RIA : Quel a été le climat des négociations 2021 ?

Jessica Ramond : Elles ont été impactées par la crise sanitaire et la hausse du prix de certaines ma­tières pre­mières. L’enjeu était de mesurer l’impact, dans les négociations, de la loi Egalim. Un contexte bousculé également par l’entrée en vigueur de la loi ASAP et l’attention particulière portée aux contrats conclus avec les centrales internationales.

Nicolas Genty : En cours de négociation, Intermarché et ses centrales internationales ont fait l’objet d’une assignation et d’une demande d’amende civile de plus de 150 M€ en raison du déséquilibre des contrats. De plus, beaucoup d’industriels ont dénoncé des demandes de déflation de la part des enseignes décorrélées du coût des matières premières. Les écarts constatés entre les fournisseurs et les distributeurs ont amené certains d’entre eux à saisir la médiation.

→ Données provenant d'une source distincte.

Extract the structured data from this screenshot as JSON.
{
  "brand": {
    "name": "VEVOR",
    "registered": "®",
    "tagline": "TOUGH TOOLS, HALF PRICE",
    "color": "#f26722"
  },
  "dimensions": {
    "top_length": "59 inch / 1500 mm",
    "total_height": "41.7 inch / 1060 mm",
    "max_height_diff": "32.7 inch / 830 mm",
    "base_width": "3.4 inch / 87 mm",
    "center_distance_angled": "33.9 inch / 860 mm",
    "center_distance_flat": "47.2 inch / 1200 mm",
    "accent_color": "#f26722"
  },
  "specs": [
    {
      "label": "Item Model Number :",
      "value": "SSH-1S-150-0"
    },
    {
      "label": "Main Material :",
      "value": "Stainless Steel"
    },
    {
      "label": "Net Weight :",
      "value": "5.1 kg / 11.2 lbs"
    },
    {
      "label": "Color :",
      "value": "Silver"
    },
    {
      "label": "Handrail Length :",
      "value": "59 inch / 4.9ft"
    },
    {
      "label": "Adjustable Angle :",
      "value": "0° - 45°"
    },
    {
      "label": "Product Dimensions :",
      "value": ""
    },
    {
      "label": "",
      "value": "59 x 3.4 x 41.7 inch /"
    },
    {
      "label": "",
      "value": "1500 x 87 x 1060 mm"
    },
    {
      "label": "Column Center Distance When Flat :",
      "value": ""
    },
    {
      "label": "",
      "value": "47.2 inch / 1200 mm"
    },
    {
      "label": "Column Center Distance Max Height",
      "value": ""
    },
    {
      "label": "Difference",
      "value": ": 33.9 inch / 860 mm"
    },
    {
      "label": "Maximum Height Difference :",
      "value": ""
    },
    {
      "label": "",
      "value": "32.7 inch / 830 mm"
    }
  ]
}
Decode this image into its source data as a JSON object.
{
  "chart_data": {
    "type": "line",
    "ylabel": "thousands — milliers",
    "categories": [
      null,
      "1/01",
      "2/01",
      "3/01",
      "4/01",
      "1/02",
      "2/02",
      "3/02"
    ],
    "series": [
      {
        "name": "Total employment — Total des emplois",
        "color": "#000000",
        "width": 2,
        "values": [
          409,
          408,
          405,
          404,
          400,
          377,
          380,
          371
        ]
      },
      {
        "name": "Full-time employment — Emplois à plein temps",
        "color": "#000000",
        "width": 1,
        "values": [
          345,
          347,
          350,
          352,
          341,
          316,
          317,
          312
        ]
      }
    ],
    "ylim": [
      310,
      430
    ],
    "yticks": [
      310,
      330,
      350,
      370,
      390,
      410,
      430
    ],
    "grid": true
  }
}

RIA : Plusieurs acteurs ont évoqué le recours à la médiation, de quoi s’agit-il ?

J. R. : La médiation est l’un des modes amiables de résolution des différends. Elle est basée sur l’intervention d’un tiers neutre, le médiateur. Son objectif est d’accompagner les entreprises afin de trouver une issue aux négociations qui n’ont pas abouti tout en restaurant la confiance. Dans l’alimentaire, les parties se sont naturellement tournées vers la médiation des relations commerciales agricoles. Elle a pour principale mission de faciliter le dialogue entre partenaires commerciaux de la chaîne alimentaire et instruit le dossier en toute indépendance, dans le respect de la confidentialité.

RIA : Comment une médiation se déroule-t-elle ?

N. G. : La saisine du médiateur des relations commerciales agricoles peut s’effectuer à son adresse mail : mediateurcontrats@agriculture.gouv.fr ou par téléphone au 01 49 55 55 15. La procédure est gratuite et présente l’avantage d’être mise en œuvre rapidement, avec l’objectif de trouver un accord en moins de deux mois.

J. R. : En France, les conventions écrites­ entre fournisseurs et distributeurs doivent être conclues au plus tard le 1er mars (hors produits saisonniers) sous peine d’une amende de 375 000 €. Les parties ayant saisi, sans délai, le médiateur des relations commerciales agricoles face à l’échec de leurs négociations pourront pour­suivre leurs discussions et tenter de conclure un accord dans un délai d’un mois, lequel peut éventuellement être renouvelé une fois. Le gouvernement a assuré que, dans ce cas, les parties ne courraient pas le risque d’être sanctionnées pour non-respect de la date butoir.

N. G. : Le gouvernement a considéré que l’intervention du médiateur devait être réservée aux cas les plus critiques dans les quelques filières où les prix agricoles connaissent des hausses très significatives. On pourra néanmoins s’étonner de cette réserve dans la mesure où, indépendamment d’une hausse du prix des matières premières, la médiation peut s’avérer utile pour l’amont agricole.

RIA : Quelles sont les issues possibles de la médiation ?

J. R. : Si les parties trouvent un accord, elles signent une convention écrite prévue à l’article L. 441-3 du Code de commerce. Si aucun accord n’est trouvé, les parties seront remises dans l’état où elles se trouvaient au 1er mars 2021 et mettront donc fin, à la date de la clôture de la médiation, à leur relation commerciale, dans le respect des règles de préavis, légales ou contractuelles­.

N. G. : Rien n’est prévu par les textes concernant les conditions de prix applicables pendant la médiation. Par facilité, le fournisseur peut envisager de maintenir les conditions anté­rieures au 1er mars dès lors que les contreparties sont elles-mêmes maintenues. D’autres solutions, plus délicates à mettre en œuvre, peuvent néanmoins être retenues.